Dawn Kasper and friends, Music for Hoarders, Honor Fraser, Culver City, September 9, 2010
Honor Fraser’s new LAB project room, located in the former Angstrom Gallery space, was the perfectly cavernous environment in which to present Music for Hoarders, Dawn Kasper’s latest project and performance, co-presented by Country Club. The piece, developed during Kasper’s recent residency at the Millay Colony, brought together the artist’s own hoarding/OCD style (prominently explored in other works) and a conglomeration of musical improvisation that included players on clarinet, guitar, bass guitar, harmonica, violin, cello, mandocaster (an electric mandolin), vocals, and something transmitted via Skype. The result was a fairly evocative space crammed full of furniture and random clutter, ringed by plugged-in noisemakers borrowing heavily from the vocabulary of the Velvet Underground’s Sister Ray, and punctuated by Kasper’s constant re-arranging of objects and a stream-of-consciousness soliloquy on her relationship with her mother.

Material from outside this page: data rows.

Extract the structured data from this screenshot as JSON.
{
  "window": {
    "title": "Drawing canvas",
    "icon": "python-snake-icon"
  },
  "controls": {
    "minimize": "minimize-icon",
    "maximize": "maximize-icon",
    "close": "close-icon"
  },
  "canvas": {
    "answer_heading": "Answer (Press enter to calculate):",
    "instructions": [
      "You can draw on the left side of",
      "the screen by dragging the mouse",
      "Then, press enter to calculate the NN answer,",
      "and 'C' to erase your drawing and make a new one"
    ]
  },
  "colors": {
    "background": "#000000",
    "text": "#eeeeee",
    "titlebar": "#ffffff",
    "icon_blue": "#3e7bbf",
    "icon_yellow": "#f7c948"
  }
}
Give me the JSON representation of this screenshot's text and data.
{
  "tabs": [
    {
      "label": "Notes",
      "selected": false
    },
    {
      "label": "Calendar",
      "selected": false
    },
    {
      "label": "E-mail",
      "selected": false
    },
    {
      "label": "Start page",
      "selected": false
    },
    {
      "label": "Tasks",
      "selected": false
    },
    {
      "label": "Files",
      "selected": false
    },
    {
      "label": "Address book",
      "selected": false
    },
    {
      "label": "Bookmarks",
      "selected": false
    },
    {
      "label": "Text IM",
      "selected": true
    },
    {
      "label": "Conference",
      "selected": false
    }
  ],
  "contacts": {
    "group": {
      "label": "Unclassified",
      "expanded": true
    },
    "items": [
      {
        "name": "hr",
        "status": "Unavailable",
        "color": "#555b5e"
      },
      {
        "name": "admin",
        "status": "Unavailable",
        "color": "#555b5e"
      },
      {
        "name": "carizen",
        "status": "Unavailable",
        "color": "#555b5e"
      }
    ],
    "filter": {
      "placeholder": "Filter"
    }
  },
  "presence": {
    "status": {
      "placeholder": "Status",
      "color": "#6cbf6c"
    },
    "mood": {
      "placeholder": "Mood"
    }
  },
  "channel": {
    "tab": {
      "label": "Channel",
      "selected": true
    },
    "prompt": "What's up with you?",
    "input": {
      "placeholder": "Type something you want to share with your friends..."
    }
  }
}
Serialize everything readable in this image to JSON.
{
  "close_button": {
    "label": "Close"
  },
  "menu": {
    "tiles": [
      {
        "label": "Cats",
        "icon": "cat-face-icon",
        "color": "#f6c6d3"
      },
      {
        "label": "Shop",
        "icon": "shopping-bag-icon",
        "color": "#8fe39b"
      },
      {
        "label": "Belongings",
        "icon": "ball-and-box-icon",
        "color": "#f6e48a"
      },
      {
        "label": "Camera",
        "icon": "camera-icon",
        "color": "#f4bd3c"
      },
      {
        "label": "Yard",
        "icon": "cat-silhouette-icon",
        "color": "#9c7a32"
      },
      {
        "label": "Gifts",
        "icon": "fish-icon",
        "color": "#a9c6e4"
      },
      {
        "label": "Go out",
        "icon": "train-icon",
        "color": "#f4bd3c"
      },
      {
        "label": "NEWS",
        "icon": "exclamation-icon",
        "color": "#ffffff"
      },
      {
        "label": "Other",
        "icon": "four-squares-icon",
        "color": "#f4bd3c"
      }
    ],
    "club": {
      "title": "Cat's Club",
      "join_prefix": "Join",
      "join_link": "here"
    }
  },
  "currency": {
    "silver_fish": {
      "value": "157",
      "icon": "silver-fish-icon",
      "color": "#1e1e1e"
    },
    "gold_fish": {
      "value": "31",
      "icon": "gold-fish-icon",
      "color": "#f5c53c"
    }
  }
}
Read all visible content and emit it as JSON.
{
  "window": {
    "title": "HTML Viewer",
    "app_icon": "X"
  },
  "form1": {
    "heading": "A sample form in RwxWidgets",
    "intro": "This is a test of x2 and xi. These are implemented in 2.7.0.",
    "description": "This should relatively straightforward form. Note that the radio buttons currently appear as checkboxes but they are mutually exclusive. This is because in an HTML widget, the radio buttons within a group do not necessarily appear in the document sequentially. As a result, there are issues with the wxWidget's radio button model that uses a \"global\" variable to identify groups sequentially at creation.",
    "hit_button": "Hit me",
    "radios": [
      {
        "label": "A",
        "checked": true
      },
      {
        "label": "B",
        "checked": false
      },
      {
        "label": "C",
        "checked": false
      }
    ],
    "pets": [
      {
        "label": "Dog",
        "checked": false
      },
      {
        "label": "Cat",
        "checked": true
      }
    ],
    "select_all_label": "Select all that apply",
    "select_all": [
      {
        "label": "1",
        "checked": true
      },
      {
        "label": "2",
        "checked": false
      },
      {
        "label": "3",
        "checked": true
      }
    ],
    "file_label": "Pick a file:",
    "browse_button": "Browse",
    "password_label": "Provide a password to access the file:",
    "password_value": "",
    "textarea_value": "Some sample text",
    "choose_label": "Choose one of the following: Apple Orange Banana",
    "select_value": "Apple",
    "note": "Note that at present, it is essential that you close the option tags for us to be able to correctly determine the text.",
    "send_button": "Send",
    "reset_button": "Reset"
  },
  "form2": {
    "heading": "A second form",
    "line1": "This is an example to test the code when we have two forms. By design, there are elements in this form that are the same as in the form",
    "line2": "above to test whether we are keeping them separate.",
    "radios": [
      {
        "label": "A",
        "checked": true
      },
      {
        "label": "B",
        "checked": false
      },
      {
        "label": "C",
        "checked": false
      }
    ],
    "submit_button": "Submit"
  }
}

While I enjoyed the evening on a sensual level, I am not sure about what it means for Kasper’s practice. As when Dylan went electric, the bringing of Kasper’s textured psychological explorations to a more amplified stage gives one pause. The artist’s inquiries into her own inner life and the oddities of her relationships with others tend to flourish in more intimate and/or domestic environments, like a small gallery space or someone’s home. The subtle twists and turns that her mind is prone to may be in danger of getting lost, or diluted, on too big of a stage, and indeed, some of the allure of Kasper’s work seemed flattened by the grandiosity of Music for Hoarders. Instead of being intriguing, it felt like a retread of past habits.
Still, I have to admit the setting was conducive to a climactic grappling with mother issues, usually the biggest issues that anyone has to deal with. The centerpiece of the performance was Kasper climbing to the top of a mountain of rubble (like a self-conscious Moses) and telling us about a messed-up exchange between her and her mother. It ended with Kasper saying that we take shit from our loved ones because that’s how we love them—we take the shit and just put it away somewhere, like a hoarder. Then the music and vocals started up again, and Kasper continued her Sisyphean rummaging, only stopping when she finally managed to balance a blue plastic kiddie pool atop a precariously tall mountain of furniture, much to the delight (or relief) of onlookers.
Was this a blow-out of sorts, signaling the end of a certain phase of Kasper’s work, and perhaps the beginning of a move into another direction? It does feel like she’s ripe for a transition of some sort, and I for one am particularly curious about where she will go next.